GENEVA - U.N. and private aid agencies are scaling up assistance to thousands of people who have lost everything in a fire that engulfed their camp in Maiduguri, the capital of eastern Nigeria’s Borno state a week ago.
What was meant to be a festive occasion celebrating the end of Ramadan turned into a nightmare. On the eve of the Muslim festival of Eid-al-Fitr, sparks from a cooking fireplace started a fire that spread throughout a camp housing 40,000 people who had fled Boko Haram violence. Two people died in the blaze.
The U.N. High Commissioner for Refugees reports nearly 4,000 people, most of them women, lost all their goods. UNHCR spokeswoman Shabia Mantoo says the fire in this makeshift settlement has destroyed their shelters, razed houses to the ground and damaged other facilities.

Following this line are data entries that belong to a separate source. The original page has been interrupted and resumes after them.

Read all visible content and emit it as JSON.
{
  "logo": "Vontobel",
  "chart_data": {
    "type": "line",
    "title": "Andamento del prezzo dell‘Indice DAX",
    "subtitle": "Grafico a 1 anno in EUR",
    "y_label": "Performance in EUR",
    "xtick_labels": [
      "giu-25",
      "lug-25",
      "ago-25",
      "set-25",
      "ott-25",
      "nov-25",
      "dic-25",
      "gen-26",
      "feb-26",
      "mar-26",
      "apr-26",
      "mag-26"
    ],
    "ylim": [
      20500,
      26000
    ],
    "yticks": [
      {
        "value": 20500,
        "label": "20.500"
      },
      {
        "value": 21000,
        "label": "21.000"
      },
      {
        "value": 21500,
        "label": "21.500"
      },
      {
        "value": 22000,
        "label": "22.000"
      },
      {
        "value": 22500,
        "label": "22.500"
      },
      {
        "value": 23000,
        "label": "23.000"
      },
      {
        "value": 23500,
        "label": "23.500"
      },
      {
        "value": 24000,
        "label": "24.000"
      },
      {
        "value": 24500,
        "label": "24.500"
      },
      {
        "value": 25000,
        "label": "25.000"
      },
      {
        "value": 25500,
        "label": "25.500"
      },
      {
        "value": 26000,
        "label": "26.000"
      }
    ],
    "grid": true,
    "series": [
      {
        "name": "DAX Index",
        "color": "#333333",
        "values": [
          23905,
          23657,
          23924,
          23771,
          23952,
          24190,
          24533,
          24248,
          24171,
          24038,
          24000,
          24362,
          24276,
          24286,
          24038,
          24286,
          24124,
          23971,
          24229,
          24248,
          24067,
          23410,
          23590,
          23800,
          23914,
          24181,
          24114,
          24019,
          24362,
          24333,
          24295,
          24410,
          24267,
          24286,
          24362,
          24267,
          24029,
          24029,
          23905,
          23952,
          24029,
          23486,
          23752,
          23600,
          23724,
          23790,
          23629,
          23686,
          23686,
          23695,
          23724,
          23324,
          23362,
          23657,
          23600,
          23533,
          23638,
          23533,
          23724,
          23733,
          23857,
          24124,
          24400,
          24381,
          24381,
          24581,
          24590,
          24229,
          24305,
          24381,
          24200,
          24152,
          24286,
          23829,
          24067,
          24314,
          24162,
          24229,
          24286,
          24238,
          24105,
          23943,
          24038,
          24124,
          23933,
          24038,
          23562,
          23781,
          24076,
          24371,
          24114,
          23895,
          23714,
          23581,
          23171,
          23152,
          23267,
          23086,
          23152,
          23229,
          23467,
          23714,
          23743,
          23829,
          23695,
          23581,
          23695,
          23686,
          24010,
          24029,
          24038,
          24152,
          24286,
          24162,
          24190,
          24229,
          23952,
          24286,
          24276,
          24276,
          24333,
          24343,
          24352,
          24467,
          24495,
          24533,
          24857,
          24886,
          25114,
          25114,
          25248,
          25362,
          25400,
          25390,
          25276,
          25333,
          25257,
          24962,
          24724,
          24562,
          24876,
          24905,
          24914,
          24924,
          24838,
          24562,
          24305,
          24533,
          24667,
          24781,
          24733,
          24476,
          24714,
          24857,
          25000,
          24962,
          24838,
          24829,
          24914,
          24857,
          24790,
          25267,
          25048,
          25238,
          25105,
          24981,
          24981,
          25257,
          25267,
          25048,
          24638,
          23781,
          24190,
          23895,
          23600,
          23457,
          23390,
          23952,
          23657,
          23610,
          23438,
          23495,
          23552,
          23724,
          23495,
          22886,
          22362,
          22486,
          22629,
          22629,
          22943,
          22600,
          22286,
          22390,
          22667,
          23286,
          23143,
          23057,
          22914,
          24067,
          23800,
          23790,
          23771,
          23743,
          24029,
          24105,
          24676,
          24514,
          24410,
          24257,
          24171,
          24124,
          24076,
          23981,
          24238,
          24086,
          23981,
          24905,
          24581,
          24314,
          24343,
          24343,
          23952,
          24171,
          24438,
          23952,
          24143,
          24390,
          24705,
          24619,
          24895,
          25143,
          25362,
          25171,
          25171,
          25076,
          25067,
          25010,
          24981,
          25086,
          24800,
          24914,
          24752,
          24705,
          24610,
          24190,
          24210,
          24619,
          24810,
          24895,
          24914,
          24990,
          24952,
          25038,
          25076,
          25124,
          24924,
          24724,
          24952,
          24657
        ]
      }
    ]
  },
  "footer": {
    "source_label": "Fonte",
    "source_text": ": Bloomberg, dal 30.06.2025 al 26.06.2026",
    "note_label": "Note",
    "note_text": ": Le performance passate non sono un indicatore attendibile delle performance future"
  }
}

“UNHCR is working with authorities, aid agencies and local partners to make sure that those affected receive shelter and other relief items as people once again are being displaced outside and also inside the camp now," said Mantoo. "Many, including young children, are living under the open, basically living out in into the open and without protection and also needing immediate help -- shelter, food and clothing.”

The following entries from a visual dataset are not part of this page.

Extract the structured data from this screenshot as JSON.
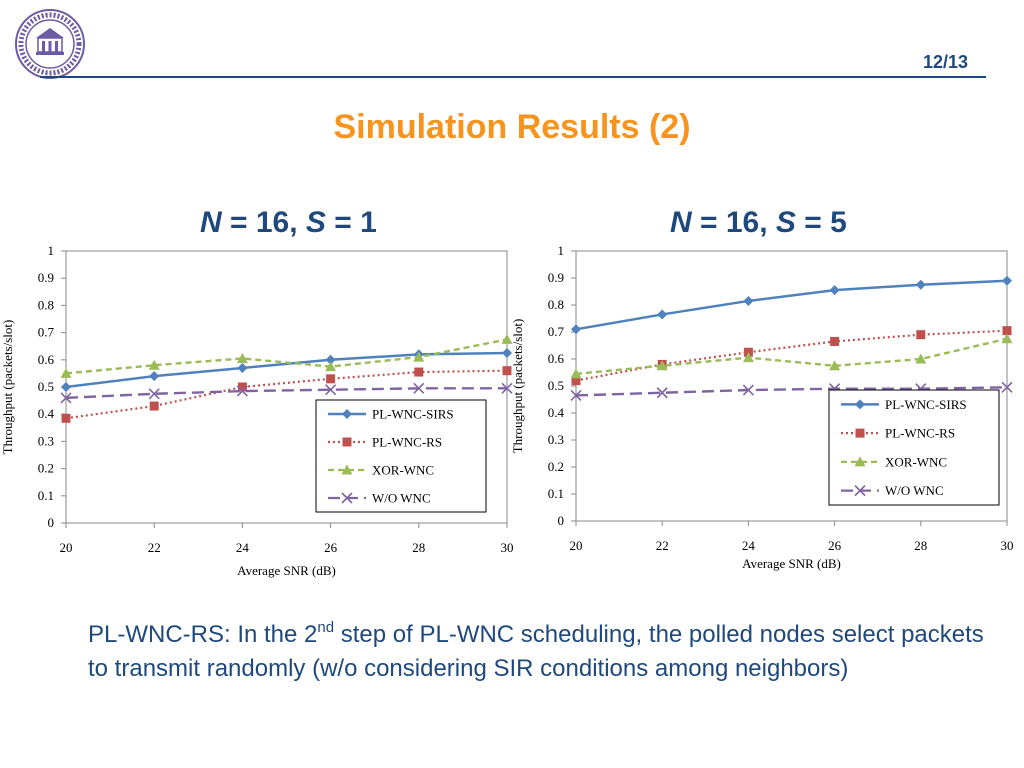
{
  "header": {
    "page_number": "12/13",
    "title": "Simulation Results (2)"
  },
  "logo": {
    "icon": "university-seal-icon",
    "color": "#6b5aa6"
  },
  "colors": {
    "title": "#f7941d",
    "text": "#1f497d",
    "series": [
      "#4f81bd",
      "#c0504d",
      "#9bbb59",
      "#8064a2"
    ]
  },
  "chart_headings": [
    {
      "n_var": "N",
      "n_rest": " = 16, ",
      "s_var": "S",
      "s_rest": " = 1"
    },
    {
      "n_var": "N",
      "n_rest": " = 16, ",
      "s_var": "S",
      "s_rest": " = 5"
    }
  ],
  "chart_data": [
    {
      "type": "line",
      "xlabel": "Average SNR (dB)",
      "ylabel": "Throughput (packets/slot)",
      "x": [
        20,
        22,
        24,
        26,
        28,
        30
      ],
      "xlim": [
        20,
        30
      ],
      "ylim": [
        0,
        1
      ],
      "xticks": [
        "20",
        "22",
        "24",
        "26",
        "28",
        "30"
      ],
      "yticks": [
        "0",
        "0.1",
        "0.2",
        "0.3",
        "0.4",
        "0.5",
        "0.6",
        "0.7",
        "0.8",
        "0.9",
        "1"
      ],
      "grid": false,
      "legend_position": "lower-right",
      "series": [
        {
          "name": "PL-WNC-SIRS",
          "values": [
            0.5,
            0.54,
            0.57,
            0.6,
            0.62,
            0.625
          ],
          "marker": "diamond",
          "dash": "solid"
        },
        {
          "name": "PL-WNC-RS",
          "values": [
            0.385,
            0.43,
            0.5,
            0.53,
            0.555,
            0.56
          ],
          "marker": "square",
          "dash": "dotted"
        },
        {
          "name": "XOR-WNC",
          "values": [
            0.55,
            0.58,
            0.605,
            0.575,
            0.61,
            0.675
          ],
          "marker": "triangle",
          "dash": "dashed"
        },
        {
          "name": "W/O WNC",
          "values": [
            0.46,
            0.475,
            0.485,
            0.49,
            0.495,
            0.495
          ],
          "marker": "x",
          "dash": "longdash"
        }
      ]
    },
    {
      "type": "line",
      "xlabel": "Average SNR (dB)",
      "ylabel": "Throughput (packets/slot)",
      "x": [
        20,
        22,
        24,
        26,
        28,
        30
      ],
      "xlim": [
        20,
        30
      ],
      "ylim": [
        0,
        1
      ],
      "xticks": [
        "20",
        "22",
        "24",
        "26",
        "28",
        "30"
      ],
      "yticks": [
        "0",
        "0.1",
        "0.2",
        "0.3",
        "0.4",
        "0.5",
        "0.6",
        "0.7",
        "0.8",
        "0.9",
        "1"
      ],
      "grid": false,
      "legend_position": "lower-right",
      "series": [
        {
          "name": "PL-WNC-SIRS",
          "values": [
            0.71,
            0.765,
            0.815,
            0.855,
            0.875,
            0.89
          ],
          "marker": "diamond",
          "dash": "solid"
        },
        {
          "name": "PL-WNC-RS",
          "values": [
            0.52,
            0.58,
            0.625,
            0.665,
            0.69,
            0.705
          ],
          "marker": "square",
          "dash": "dotted"
        },
        {
          "name": "XOR-WNC",
          "values": [
            0.545,
            0.575,
            0.605,
            0.575,
            0.6,
            0.675
          ],
          "marker": "triangle",
          "dash": "dashed"
        },
        {
          "name": "W/O WNC",
          "values": [
            0.465,
            0.475,
            0.485,
            0.49,
            0.49,
            0.495
          ],
          "marker": "x",
          "dash": "longdash"
        }
      ]
    }
  ],
  "note": {
    "part1": "PL-WNC-RS: In the 2",
    "sup": "nd",
    "part2": " step of PL-WNC scheduling, the polled nodes select packets to transmit randomly (w/o considering SIR conditions among neighbors)"
  }
}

Nearly 300,000 people displaced by Boko Haram violence are living in organized and makeshift sites in and around Maiduguri. Mantoo says the current tragedy is only the latest in a spate of fires that have broken out throughout the region in recent months.
She says camps across northeast Nigeria are congested and shelters are too close together for safety.

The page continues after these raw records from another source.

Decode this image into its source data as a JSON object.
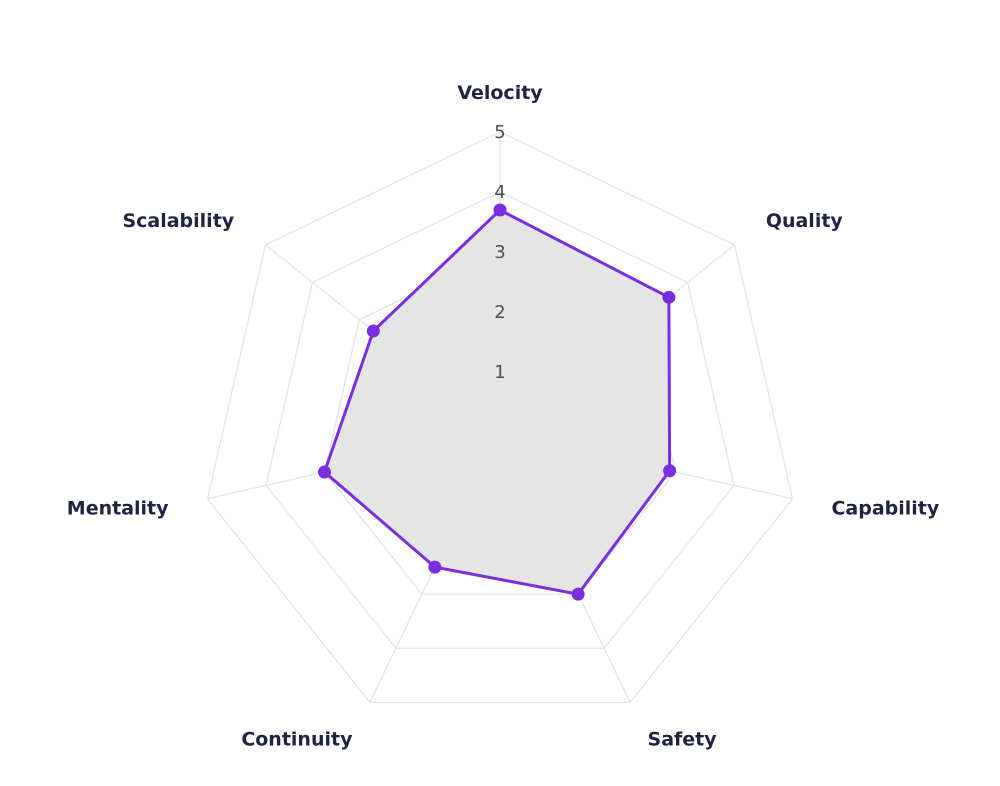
{
  "chart_data": {
    "type": "radar",
    "axes": [
      "Velocity",
      "Quality",
      "Capability",
      "Safety",
      "Continuity",
      "Mentality",
      "Scalability"
    ],
    "ticks": [
      "1",
      "2",
      "3",
      "4",
      "5"
    ],
    "range": [
      0,
      5
    ],
    "series": [
      {
        "values": [
          3.7,
          3.6,
          2.9,
          3.0,
          2.5,
          3.0,
          2.7
        ]
      }
    ],
    "grid": true,
    "legend": "none",
    "colors": {
      "line": "#7a2ee0",
      "fill": "#e4e4e4",
      "grid": "#e3e3e6"
    }
  }
}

“With violence on the rise, the threat of COVID-19 also brings in new threats for internally displaced people living in overcrowded camps and settlements where physical distancing is impossible," said Mantoo. "In response, UNHCR is working with U.N. Development Program to expand several camps and build additional shelters.”
Since the Boko Haram insurgency started in 2009, tens of thousands of people have been killed and 2.5 million have been displaced across the Lake Chad region. This number includes 1.8 million inside Nigeria and the rest in Cameroon and Chad.
Despite numerous setbacks, Boko Haram remains a potent and dangerous force. The militant group has spawned other armed groups in the region, increasing violence. Aid agencies report thousands are fleeing for their lives every day. Those bearing the brunt of this ongoing conflict, they say, are young girls, old women and aid workers.